Eye View 

by David Charbonneau


When Mother Nature take our Xbox away, how will we fare?
 


November 18, 2008

Brandon Crisp was devastated when his parents took his Xbox
away. The 15 year-old Ontario youth had become totally
immersed in a virtual world. Without that world, his
parents might just as well have banished him to an arctic
ice flow.

Brandon had cultivated the skills necessary to survive in
the world which he lived for many of his waking hours. The
boundaries of his world were defined by a game titled Call
for Duty: Modern Warfare set in the fictional near-future,
where a radical leader has staged a coup d'état in the
Middle East.

He was so entranced by this virtual reality that the world
outside the box was a pale version of his fantastic life.
The cruel irony was that the adrenalin-pumping world of guns
and action left him ill-equipped for the harsh world which
he finally perished.

Hunters found Brandon's still and lifeless body among some
tall reeds. It appeared that he had collapsed; his clothes
were neat and undisturbed. An autopsy revealed that he had
succumbed to injuries resulting from a fall from a tree.

Brandon's death will not be in vain if we can learn
something from it, particularly game players and their
families.

But before we throw stones at game players, we should
examine our own glass house. If game players can become so
immersed in a completely artificial construct to the
exclusion of another, more real, world then so can we.

Our technology is not benign; it shapes our perception of
reality. Canadian communications theorist Marshall McLuhan
explained: "We shape our tools and afterwards our tools
shape us."

Our view of the "real world" is restricted by the structures
of our technology.

Professor Sajay Samuel urges us to return to common sense.
By common sense, he does not mean our innate, everyday
common knowledge but something quite different.

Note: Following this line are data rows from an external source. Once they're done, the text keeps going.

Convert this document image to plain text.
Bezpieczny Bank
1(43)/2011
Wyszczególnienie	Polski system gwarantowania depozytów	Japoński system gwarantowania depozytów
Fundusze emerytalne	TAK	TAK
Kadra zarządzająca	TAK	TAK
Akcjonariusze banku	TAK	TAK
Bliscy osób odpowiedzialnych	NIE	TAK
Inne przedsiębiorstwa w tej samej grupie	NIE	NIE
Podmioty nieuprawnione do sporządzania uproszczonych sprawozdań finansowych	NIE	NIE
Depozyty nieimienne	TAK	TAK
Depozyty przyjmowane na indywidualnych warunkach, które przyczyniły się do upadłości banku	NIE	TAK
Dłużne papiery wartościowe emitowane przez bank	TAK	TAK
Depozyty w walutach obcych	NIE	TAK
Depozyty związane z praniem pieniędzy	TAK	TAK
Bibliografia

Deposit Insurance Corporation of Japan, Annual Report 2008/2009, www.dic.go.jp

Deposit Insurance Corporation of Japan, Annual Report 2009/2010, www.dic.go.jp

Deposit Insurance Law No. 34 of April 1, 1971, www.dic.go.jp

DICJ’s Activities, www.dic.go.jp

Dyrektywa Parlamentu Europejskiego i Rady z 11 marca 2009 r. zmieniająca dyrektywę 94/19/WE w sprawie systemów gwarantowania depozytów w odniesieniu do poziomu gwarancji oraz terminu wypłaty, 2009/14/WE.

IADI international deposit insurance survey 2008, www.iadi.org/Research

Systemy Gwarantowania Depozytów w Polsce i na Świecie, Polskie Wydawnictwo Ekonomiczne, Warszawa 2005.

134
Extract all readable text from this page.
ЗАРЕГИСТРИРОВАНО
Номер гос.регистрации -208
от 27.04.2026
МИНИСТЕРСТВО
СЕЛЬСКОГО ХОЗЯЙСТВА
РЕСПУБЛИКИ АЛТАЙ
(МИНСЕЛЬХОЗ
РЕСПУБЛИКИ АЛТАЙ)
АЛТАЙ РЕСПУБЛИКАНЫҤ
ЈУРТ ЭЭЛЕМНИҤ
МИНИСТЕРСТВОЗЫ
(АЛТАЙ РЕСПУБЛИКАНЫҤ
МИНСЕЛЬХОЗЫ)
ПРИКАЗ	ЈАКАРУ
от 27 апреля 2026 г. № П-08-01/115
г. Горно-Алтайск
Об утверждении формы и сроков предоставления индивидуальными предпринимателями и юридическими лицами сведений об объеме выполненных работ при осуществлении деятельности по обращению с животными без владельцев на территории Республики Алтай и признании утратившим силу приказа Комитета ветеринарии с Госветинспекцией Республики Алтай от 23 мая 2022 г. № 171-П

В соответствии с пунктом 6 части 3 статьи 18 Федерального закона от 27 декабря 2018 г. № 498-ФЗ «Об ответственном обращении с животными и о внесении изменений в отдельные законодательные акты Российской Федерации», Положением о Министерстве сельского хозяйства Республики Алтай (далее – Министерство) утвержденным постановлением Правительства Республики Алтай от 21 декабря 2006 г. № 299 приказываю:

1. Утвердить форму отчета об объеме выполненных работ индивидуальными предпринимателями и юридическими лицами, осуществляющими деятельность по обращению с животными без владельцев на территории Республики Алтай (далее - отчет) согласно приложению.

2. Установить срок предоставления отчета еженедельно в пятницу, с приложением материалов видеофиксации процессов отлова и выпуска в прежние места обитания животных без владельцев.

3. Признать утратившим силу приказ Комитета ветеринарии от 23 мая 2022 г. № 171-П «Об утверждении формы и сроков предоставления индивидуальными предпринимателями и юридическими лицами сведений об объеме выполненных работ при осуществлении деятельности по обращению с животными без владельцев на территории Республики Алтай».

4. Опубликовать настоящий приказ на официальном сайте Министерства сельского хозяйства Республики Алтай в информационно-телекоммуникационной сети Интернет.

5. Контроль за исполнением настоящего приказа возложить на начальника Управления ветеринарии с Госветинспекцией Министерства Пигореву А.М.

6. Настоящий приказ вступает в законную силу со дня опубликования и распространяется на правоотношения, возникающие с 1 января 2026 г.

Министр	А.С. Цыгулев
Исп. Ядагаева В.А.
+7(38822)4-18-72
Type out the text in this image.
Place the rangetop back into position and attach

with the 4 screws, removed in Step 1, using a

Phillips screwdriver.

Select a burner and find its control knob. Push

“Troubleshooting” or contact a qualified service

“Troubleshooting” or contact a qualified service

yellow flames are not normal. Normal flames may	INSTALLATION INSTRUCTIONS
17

Earlier civilizations perceived common sense a faculty that
integrated our five senses. Aristotle claimed that there is
nothing in the intellect that is not first in the senses.

"Common sense is a faculty that synthesizes separate
sensations. It forges a whole from what you see, hear and
touch," Samuel told CBC radio.

For example, I hold an object in my hand. It projects its
qualities to me. It is shiny red sphere of medium weight;
it is aromatic and delicious when I bite into it. My
common sense synthesizes these inputs and I conclude that it
is an apple.

Common sense extends beyond my simple example to concepts
such as ethics and justice. "Thus all ideas are reflection
of this original grasping of the world," Samuel adds,
"Without common sense, ideas become unhinged and not rooted
in the world."

Science teaches us the opposite; that the sensory inputs are
inferior compared to the true reality determined by what I
can't see through science and mathematics.

Consequently, the greater reality of an apple is defined by
the wavelengths of light reflected from its surface, its
unseen genetic makeup, and the nutritional constituents that
are revealed only by chemical analysis.

Sadly, we live in world in which our common sense has
atrophied through willful neglect.

Einstein summed up the modern disregard: "Common sense is
the collection of prejudices acquired by age eighteen."

We are encouraged to distrust our senses and rely on
abstract mathematical models which are beyond the
comprehension of most people. Therefore, true vision is
possessed by a relative few and all others just have to
trust them.

Without full use of our faculties, we are limited. No
wonder that the pollution of our water and air seem like
abstract concepts. Climate change and carbon buildup might
as well be taking place on Mars. We live in an artificial
technological bubble which we are convinced is the "real
world."

We have become uprooted and unhinged from the sensual world.
When viewed through the lens of our truncated perception,
climate change and the mass extinction of species don't
affect us because we have no visceral connection to them.

We ignore the sensual world at our peril. Degradation of
our natural world is not an artificial construct. They have
a basis in reality and we can survive only if we can get our
heads out of technological bubbles and allow our bodies back
into the sensual world.

When Mother Nature takes our Xbox away, how prepared will we
be for a world which we only dimly perceive?
 

David Charbonneau is the owner of Trio Technical.